A common strategy for training neural networks is to introduce randomness in the input data itself. For example, you can randomly rotate, mirror, scale, and/or crop your images during training. This will help your network generalize as it’s seeing the same images but in different locations, with different sizes, in different orientations, etc.

To randomly rotate, scale and crop, then flip your images you would define your transforms like this:

train_transforms = transforms.Compose([transforms.RandomRotation(30),
                                       transforms.RandomResizedCrop(224),
                                       transforms.RandomHorizontalFlip(),
                                       transforms.ToTensor(),
                                       transforms.Normalize([0.5, 0.5, 0.5], 
                                                            [0.5, 0.5, 0.5])])

You’ll also typically want to normalize images with transforms.Normalize. You pass in a list of means and list of standard deviations, then the color channels are normalized like so

input[channel] = (input[channel] - mean[channel]) / std[channel]

Subtracting mean centers the data around zero and dividing by std squishes the values to be between -1 and 1. Normalizing helps keep the network work weights near zero which in turn makes backpropagation more stable. Without normalization, networks will tend to fail to learn.

You can find a list of all the available transforms here. When you’re testing however, you’ll want to use images that aren’t altered (except you’ll need to normalize the same way). So, for validation/test images, you’ll typically just resize and crop.

data_dir = 'loading-image-data-into-pytorch/Cat_Dog_data'

train_transforms = transforms.Compose([transforms.RandomRotation(30),
                                       transforms.RandomResizedCrop(224),
                                       transforms.RandomHorizontalFlip(),
                                       transforms.ToTensor(),
                                       transforms.Normalize([0.5, 0.5, 0.5], 
                                                            [0.5, 0.5, 0.5])])
test_transforms = transforms.Compose([transforms.Resize(255),
                                      transforms.CenterCrop(224),
                                      transforms.ToTensor(),
                                      transforms.Normalize([0.5, 0.5, 0.5], 
                                                           [0.5, 0.5, 0.5])])

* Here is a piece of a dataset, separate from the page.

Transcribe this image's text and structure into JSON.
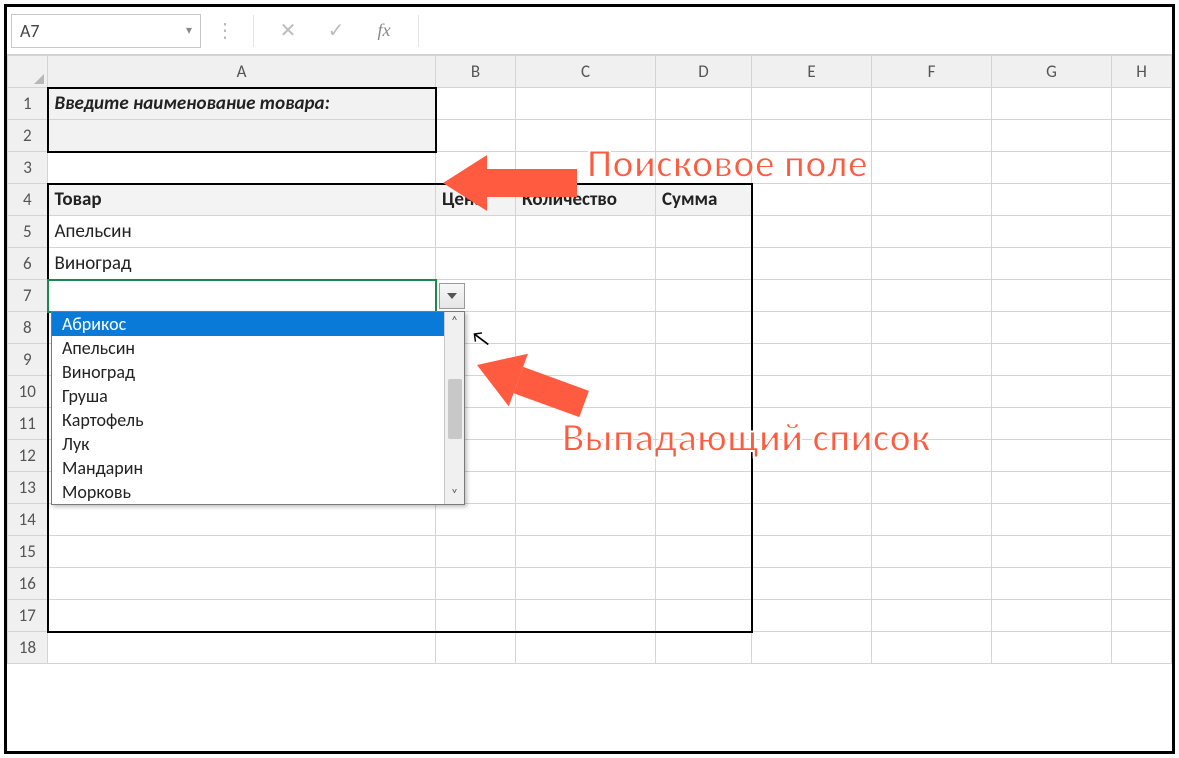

train_data = datasets.ImageFolder(data_dir + '/train', 
                                  transform=train_transforms)
test_data = datasets.ImageFolder(data_dir + '/test', 
                                 transform=test_transforms)

trainloader = torch.utils.data.DataLoader(train_data, 
                                          batch_size=32)
testloader = torch.utils.data.DataLoader(test_data, 
                                         batch_size=32)
for loader_str, loader in [('Train Image', trainloader), 
                           ('Test Image', testloader)]:
    data_iter = iter(loader)

    images, labels = next(data_iter)
    
    ncol = 5
    fig, axes = plt.subplots(figsize=(12.5,4), 
                             ncols=ncol)
    for ii in range(ncol):
        ax = axes[ii]
        imshow(images[ii], 
               ax=ax, 
               normalize=True)
        ax.set_title('{} {}'.format(loader_str, ii+1))

png

png

Classifying these images likly won’t work with a fully-connected network, no matter how deep. These images have three color channels and at a higher resolution (previous examples used 28x28 images which are tiny).

Pre-trained networks can be used to build a model that can actually solve this problem.